1.2 Rumusan Masalah Berdasar latar belakang yang telah diuraikan di atas maka, dirumuskan masalah sebagai berikut : 1. Bagaimana penerapan program CSR pada PT Jatim Grha Utama? 2. Apa saja biaya – biaya sosial yang dikeluarkan oleh PT Jatim Grha Utama sebagai bentuk pertanggungjawaban sosialnya? 3. Bagaimana menilai kinerja aktivitas sosial pada PT Jatim Grha Utama dengan menggunakan laporan akuntansi pertanggungjawaban sosial?
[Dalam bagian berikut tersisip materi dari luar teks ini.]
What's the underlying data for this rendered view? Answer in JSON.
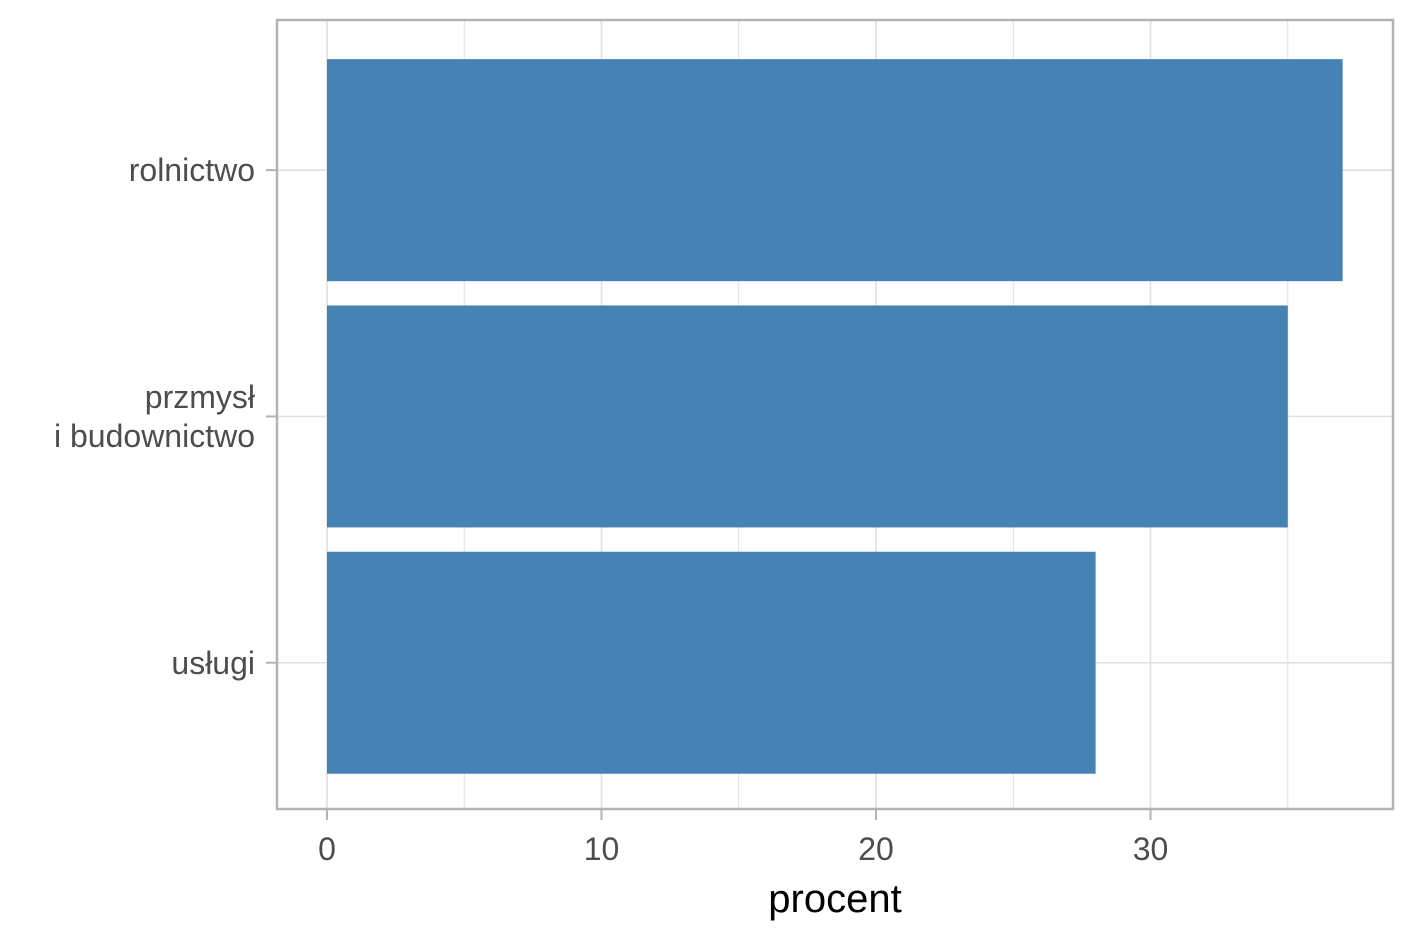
{
  "chart_data": {
    "type": "bar",
    "orientation": "horizontal",
    "categories": [
      [
        "rolnictwo"
      ],
      [
        "przmysł",
        "i budownictwo"
      ],
      [
        "usługi"
      ]
    ],
    "values": [
      37,
      35,
      28
    ],
    "title": "",
    "xlabel": "procent",
    "ylabel": "",
    "xlim": [
      0,
      40
    ],
    "xticks": [
      0,
      10,
      20,
      30
    ],
    "grid": true,
    "colors": {
      "bar": "#4682b4",
      "panel_border": "#b3b3b3",
      "grid": "#e0e0e0",
      "tick_text": "#4d4d4d"
    }
  }
}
1.3 Tujuan Penelitian Adapun tujuan penelitian ini adalah : 1. Untuk mengetahui penerapan program CSR pada PT Jatim Grha Utama 2. Untuk mengetahui biaya sosial apa saja yang dikeluarkan oleh PT Jatim Grha Utama sebagai bentuk pertanggungjawaban sosialnya 3. Untuk mengetahui laporan akuntansi pertanggungjawaban sosial yang berguna untuk menilai kinerja aktivitas sosial perusahaan.
10
1.4 Manfaat Penelitian Diharapkan penulisan skripsi ini memberikan manfaat – manfaat sebagai berikut : 1. Kontribusi Praktis Diharapkan penulisan skripsi ini mampu memberikan masukan dan informasi kepada PT. Jatim Grha Utama mengenai pentingnya menerapkan CSR dalam perusahaan agar perusahaan bisa menjadi lebih baik dan untuk membantu manajemen perusahaan agar menyusun laporan pertanggungjawaban sosial supaya dalam laporan keuangan menunjukkan pertanggungjawaban sosial perusahaan. 2. Kontribusi Teoritis Diharapkan dengan hasil penelitian ini dapat menambah wawasan tentang pentingnya penerapan pertanggungjawaban sosial perusahaan, dan dapat dijadikan pedoman bagi mahasiswa, praktisi hukum, masyarakat, pelaku bisnis dan pemerintah mengenai pentingnya menerapkan CSR yang dikemudian hari diharapkan dapat memaksimalkan manfaat yang diberikan untuk semua kalangan masyarakat dan lingkungan. 1.5 Ruang Lingkup Penelitian Ruang lingkup penelitian meliputi pengungkapan biaya sosial, penerapan program CSR dan evaluasi laporan keuangan yang menyangkut biaya sosial perusahaan sebagai bentuk pertanggungjawaban sosial perusahaan terhadap lingkungan sekitarnya.